Robert B. Gramacy Professor of Statistics

Dynamic Trees for Learning and Design

dynaTree is an R package implementing sequential Monte Carlo inference for dynamic tree regression and classification models by particle learning (PL). The sequential nature of inference and the active learning (AL) hooks provided facilitate thrifty sequential design and optimization..

This software is licensed under the GNU Lesser Public License (LGPL), version 2 or later. See the change log and an archive of previous versions.

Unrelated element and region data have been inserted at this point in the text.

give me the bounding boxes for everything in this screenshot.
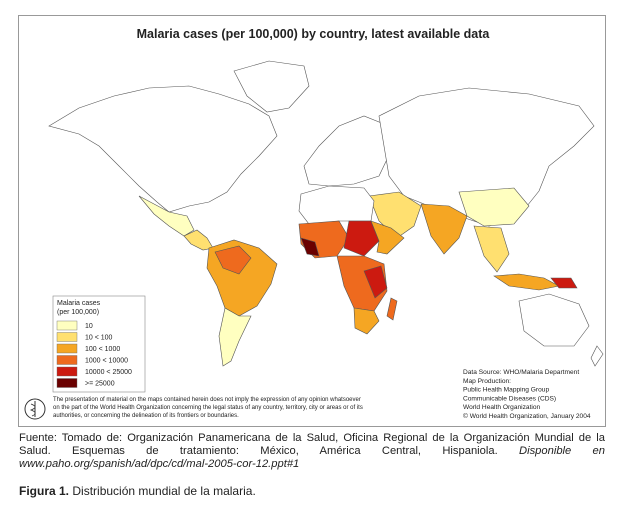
- figure-caption: Figura 1. Distribución mundial de la mal…: [19, 484, 256, 498]
- figure-label: Figura 1.: [19, 484, 70, 498]
- source-line: Public Health Mapping Group: [463, 387, 549, 394]
- middle-east: [368, 191, 422, 239]
- legend-label: 10: [85, 323, 93, 330]
- indonesia: [493, 273, 560, 291]
- southern-africa: [353, 307, 380, 335]
- figure-text: Distribución mundial de la malaria.: [72, 484, 256, 498]
- west-africa-coast: [300, 237, 320, 257]
- caption-text: Fuente: Tomado de: Organización Panameri…: [19, 432, 605, 457]
- legend-label: 1000 < 10000: [85, 358, 128, 365]
- legend-label: 100 < 1000: [85, 346, 120, 353]
- source-line: Communicable Diseases (CDS): [463, 395, 556, 402]
- south-america-south: [218, 307, 252, 367]
- horn-of-africa: [370, 220, 405, 255]
- europe: [303, 115, 392, 187]
- source-block: Data Source: WHO/Malaria Department Map P…: [463, 369, 591, 420]
- landmasses: [48, 60, 604, 367]
- map: Malaria cases (per 100,000) by country, …: [24, 27, 604, 420]
- legend-title: (per 100,000): [57, 309, 99, 316]
- mexico: [138, 195, 195, 237]
- china: [458, 187, 530, 227]
- source-line: Map Production:: [463, 378, 511, 385]
- disclaimer-block: The presentation of material on the maps…: [53, 397, 363, 419]
- new-guinea: [550, 277, 578, 289]
- disclaimer-line: The presentation of material on the maps…: [53, 397, 361, 403]
- east-africa: [363, 265, 388, 299]
- south-asia: [420, 203, 468, 255]
- legend-label: 10000 < 25000: [85, 369, 132, 376]
- who-emblem: [24, 398, 46, 420]
- sudan: [343, 220, 380, 257]
- southeast-asia: [473, 225, 510, 273]
- legend-swatch: [56, 355, 78, 365]
- legend: Malaria cases (per 100,000) 10 10 < 100 100 …: [52, 295, 146, 393]
- legend-title: Malaria cases: [57, 300, 101, 307]
- asia: [378, 87, 595, 227]
- source-line: Data Source: WHO/Malaria Department: [463, 369, 579, 376]
- north-africa: [298, 185, 375, 225]
- caption: Fuente: Tomado de: Organización Panameri…: [19, 432, 605, 471]
- legend-swatch: [56, 378, 78, 388]
- amazon: [214, 245, 252, 275]
- source-line: © World Health Organization, January 200…: [463, 412, 591, 420]
- map-frame: Malaria cases (per 100,000) by country, …: [18, 15, 606, 427]
- legend-swatch: [56, 320, 78, 331]
- north-america: [48, 85, 278, 213]
- source-line: World Health Organization: [463, 404, 541, 411]
- legend-swatch: [56, 343, 78, 354]
- greenland: [233, 60, 310, 113]
- legend-swatch: [56, 332, 78, 342]
- disclaimer-line: on the part of the World Health Organiza…: [53, 405, 363, 411]
- australia: [518, 293, 590, 347]
- map-title: Malaria cases (per 100,000) by country, …: [137, 27, 491, 41]
- legend-label: 10 < 100: [85, 335, 113, 342]
- caption-link: Disponible en www.paho.org/spanish/ad/dp…: [19, 445, 606, 470]
- legend-swatch: [56, 366, 78, 377]
- new-zealand: [590, 345, 604, 367]
- legend-label: >= 25000: [85, 381, 115, 388]
- madagascar: [386, 297, 398, 321]
- disclaimer-line: authorities, or concerning the delineati…: [53, 413, 239, 419]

The current version provides:

regression by constant and linear leaf models
classification by multinomial leaf models
sequential design for regression models by active learning heuristics including predictive variance (ALM and ALC); and for classification boundaries by predictive entropy
optimization of regression models by expected improvement (EI) statistics
variable selection and by relevance statistics and Saltelli-style sensitivity indices
fully online learning via retirement and active discarding for massive data, and forgetting factors for drifting concepts

Obtaining the package

Download R from cran.r-project.org by selecting the version for your operating system.
Install the dynaTree package, from within R.
R> install.packages(c("dynaTree"))
Optionally, install the akima, plgp and tgp packages, which are helpful for some of the comparisons in the examples and demos.
R> install.packages(c("akima", "plgp", "tgp"))
Load the library as you would for any R library.
R> library(dynaTree)

Documentation

See the package documentation. A pdf version of the reference manual, or help pages, is also available. The help pages can be accessed from within R. The best way to acquaint yourself with the functionality of this package is to run the demos which illustrate the examples contained in the papers referenced below. Try starting with:

R> help(package=dynaTree)
R> ?dynaTree # follow the examples
R> demo(package="dynaTree") # for a listing of the demos

References

Dynamic trees for learning and design (2011) with Matt Taddy and Nicholas Polson. Journal of the American Statistical Association, 106(493), pp. 109-123; preprint on arXiv:0912.1586
Variable selection and sensitivity analysis via dynamic trees with an application to computer code performance tuning (2013) with Matt Taddy and Stefan Wild. Annals of Applied Statistics, 7(1), pp. 51-80; preprint on arXiv:1108.4739; also see our science highlight at Argonne
Information-theoretic data discarding for dynamic trees on data streams (2013) with Christoforos Anagnostopoulos; Entropy 15(12), pp. 5510-5535; preprint on arXiv:1201.5568. A short version was presented at the NIPS workshop on Bayesian Optimization, Experimental Design and Bandits (Granada, Spain)
Sequential regression for optimal stopping problems (2013) with Mike Ludkovski; preprint on arXiv:1309.3832
Empirical performance modeling of GPU kernels using active learning (2014) with Prasassa Balaprakash, Karl Rupp, Azamat Mametjanov, Paul Hovland and Stefan Wild; ParCo 2013 proceedings in Parallel Computing: Accelerating Computational Science and Engineering (CSE) vol. 25, pp. 646-655; preprint at ANL/MCS-P4097-0713
Active-learning-based surrogate models for empirical performance tuning (2013) with Prasassa Balaprakash and Stefan Wild; in IEEE Cluster 2013 proceedings; preprint at ANL/MCS-P4073-0513
Bayesian treed response surface models (2013) with Hugh Chipman, Ed George and Rob McCulloch; WIREs Data Mining and Knowledge Discovery, 3(4)